Quote from ShannonC
Hey fellow nurses! This is my first post here. I'm excited to be part of this community.
I'm wanting feedback about a case I had tonight. My patient was a primip, came in with SROM, and her VE was 5cms. Another nurse had admitted her, and I received her as a patient at 0315, just as she was getting her IV. I collected the chart and set out to take care of her. I saw no prenatals, so I got them out of the drawer, at which time I saw she was GBS +. I called the dr. to get orders for ampicillin. It was about 0335. About 5 minutes later, she called me and told me she wanted her epidural. I called anesthesia and then went to go get my ampicillin. Not 3 mins later, she called me again to say she had an urge to push. I hadn't had time to mix my ampicillin yet. I checked and she was complete, and +2 station. We cancelled the epidural and told the doctor to come in. I pushed with her for 1/2 hour and the doctor arrived. Since I knew delivery was immenent (she was pushing wonderfully) I didn't give the ampicillin. When the doctor arrived, at 0420, I told him this, and he was upset and told me to give it anyway. So, whatever... I did. She delivered at 0435.
I find this so wasteful. The research shows (so I thought) that you need AT LEAST 2 hours before delivery for the ampicillin to benefit the baby, and more likely, 4 hours.

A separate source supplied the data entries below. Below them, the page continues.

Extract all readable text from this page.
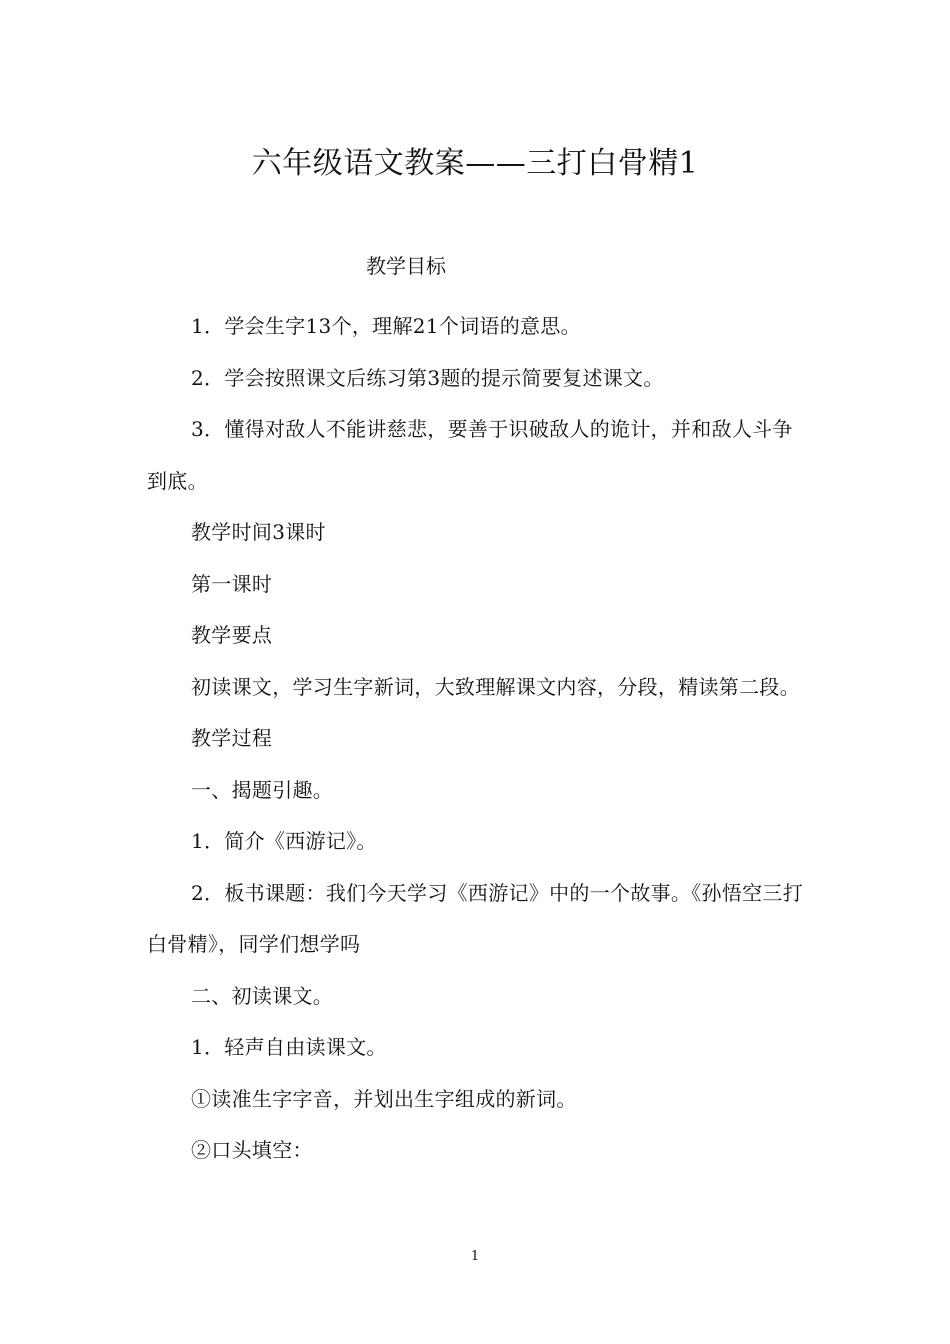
六年级语文教案——三打白骨精1
教学目标

1．学会生字13个，理解21个词语的意思。

2．学会按照课文后练习第3题的提示简要复述课文。

3．懂得对敌人不能讲慈悲，要善于识破敌人的诡计，并和敌人斗争到底。

教学时间3课时

第一课时

教学要点

初读课文，学习生字新词，大致理解课文内容，分段，精读第二段。

教学过程

一、揭题引趣。

1．简介《西游记》。

2．板书课题：我们今天学习《西游记》中的一个故事。《孙悟空三打白骨精》，同学们想学吗

二、初读课文。

1．轻声自由读课文。

①读准生字字音，并划出生字组成的新词。

②口头填空：

1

Is this what you guys know to be true, too? What are you thoughts? What would you have done?
Thanks in advance for your thoughts!
I know this is not an answer, but you have me wondering why you don't have standing orders
for all GBS positive patients first off. We never have to call for orders for GBS + cases, and these charts are flagged in our prenatal file with a bright fushia colored sheet saying " THIS PATIENT TESTED GBS POSITIVE" and the standing order for GBS protocol follows, as a physician order, signed by the doctor.
In the case where GBS status is unknown or the patient is "no-doc" the protocol is automatically put in place and patient treated. Having this protocol in place, you waste much less time. If I am busy starting IV and getting consents, I ask another nurse to mix and label(and if she has time, give) the ampicillin for me. This saves even more time. It would have helped in the case you present here. Now back to your question......
Yes, you are right; it probably did not
have a very beneficial effect in the time table you present here. It takes a good hour or more for the medicine to circulate mom, and cross the placenta for it to completely
benefit the fetus. But in any case, our doctors would have us do the same; pushing the AMP even at the 11th hour
, in hopes some beneficial tx would be achieved. In the case where less then 2 doses are given ( 4 hour apart), we MUST keep the baby for no less than 48-72 hours for observation. ANY symptomology (temp changes, poor sugars out of range, etc.) and we proceed to r/o sepsis protocol without a moment's hesitation. ( blood counts are monitored, baby goes on antibiotics and is under close observation). Hopefully you are observing this baby for signs/symptoms of GBS infection anyway......
I hope this helps. You must not hesitate to treat as soon as you are aware a patient is GBS positive,
even in the later stages of labor. You can't go wrong doing that. Yes, at the late hour, it may not have been too beneficial, but not to treat at all looks MUCH worse, particularly in a court case. If you have no comprehensive standing protocol for GBS prophylaxis, (including alternate tx for moms allergic to -cillins), then please ask the manager to work on that ASAP; you need it.